The year 1996 was to mark a brutal change: together with his close family, Heberto witnesses the assassination, by the MRTA – the Communist terrorist group – of one of his uncles, and his wife. It is at this point that the family moves to the Iquitos region; Heberto enrolls at the National University of the Peruvian Amazon (UNAP) to study biology; the perfect western ‘scientific’ complement to his especially profound ethnobotanical knowledge. [Ethno-botany: the study not only of plants and their properties but the relationship between the plants and the indigenous people – that is, the uses to which they put them and their understanding of them – fundamental to shamanic treatments].

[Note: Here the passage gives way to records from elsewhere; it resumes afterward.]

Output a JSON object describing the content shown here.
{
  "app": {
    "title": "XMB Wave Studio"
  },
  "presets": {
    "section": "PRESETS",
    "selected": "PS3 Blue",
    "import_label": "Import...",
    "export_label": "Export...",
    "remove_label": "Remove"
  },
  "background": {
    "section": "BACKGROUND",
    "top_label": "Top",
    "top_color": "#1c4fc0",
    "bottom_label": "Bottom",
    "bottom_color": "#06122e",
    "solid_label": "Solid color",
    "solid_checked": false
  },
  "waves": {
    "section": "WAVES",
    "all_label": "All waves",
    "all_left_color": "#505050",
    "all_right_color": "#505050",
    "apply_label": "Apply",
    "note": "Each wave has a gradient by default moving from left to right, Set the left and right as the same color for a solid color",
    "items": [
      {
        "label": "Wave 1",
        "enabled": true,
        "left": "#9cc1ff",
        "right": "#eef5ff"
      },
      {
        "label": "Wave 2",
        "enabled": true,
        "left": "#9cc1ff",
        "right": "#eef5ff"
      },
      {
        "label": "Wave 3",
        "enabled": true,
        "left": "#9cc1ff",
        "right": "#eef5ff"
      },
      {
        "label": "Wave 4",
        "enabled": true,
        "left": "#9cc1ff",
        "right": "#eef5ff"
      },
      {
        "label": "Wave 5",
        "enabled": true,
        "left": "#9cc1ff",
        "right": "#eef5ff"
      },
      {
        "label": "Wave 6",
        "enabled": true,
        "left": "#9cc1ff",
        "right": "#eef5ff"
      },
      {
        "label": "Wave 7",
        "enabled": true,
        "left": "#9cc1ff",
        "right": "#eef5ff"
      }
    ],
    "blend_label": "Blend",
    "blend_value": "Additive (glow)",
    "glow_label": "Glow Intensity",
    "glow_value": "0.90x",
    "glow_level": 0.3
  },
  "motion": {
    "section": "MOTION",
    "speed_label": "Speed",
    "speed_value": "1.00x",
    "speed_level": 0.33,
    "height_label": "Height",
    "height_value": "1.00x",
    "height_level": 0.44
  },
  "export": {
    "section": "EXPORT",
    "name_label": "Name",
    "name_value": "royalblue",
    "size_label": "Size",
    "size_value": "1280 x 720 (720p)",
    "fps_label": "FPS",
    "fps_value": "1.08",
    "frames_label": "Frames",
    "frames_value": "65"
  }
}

Heberto finds little time for shamanic studies for a couple of years; until he is visited, in a dream, by the Spirits of the Winds. Their message is direct: to fulfill his mission on this planet, he must resume his shamanic studies. He is accompanied by his parents to his grandparents’ house and takes part in a ceremony that is to change his life: he is called an ayahuasquero. There follow more years of arduous training and in 2000, Maestro Heberto Garcia starts receiving people for healing treatments with medicinal plants on family property, in the middle of the Amazon rainforest. He has continued his studies to embrace the shamanic disciplines of both the coastal regions of Peru and the Andes, so he is now also, for example, a huachumero (a practitioner of San Pedro).

In 2014, both to reach more people who may benefit from truly authentic shamanic treatments, and to better preserve his extraordinarily valuable heritage, Maestro Heberto Garcia established the Peruvian Institute of Shamanism and Natural Medicine (IPCHAMENA). Today, Maestro Heberto Garcia receives patients from around the world for health treatments and students who are motivated to study shamanic practices following the Shipibo tradition.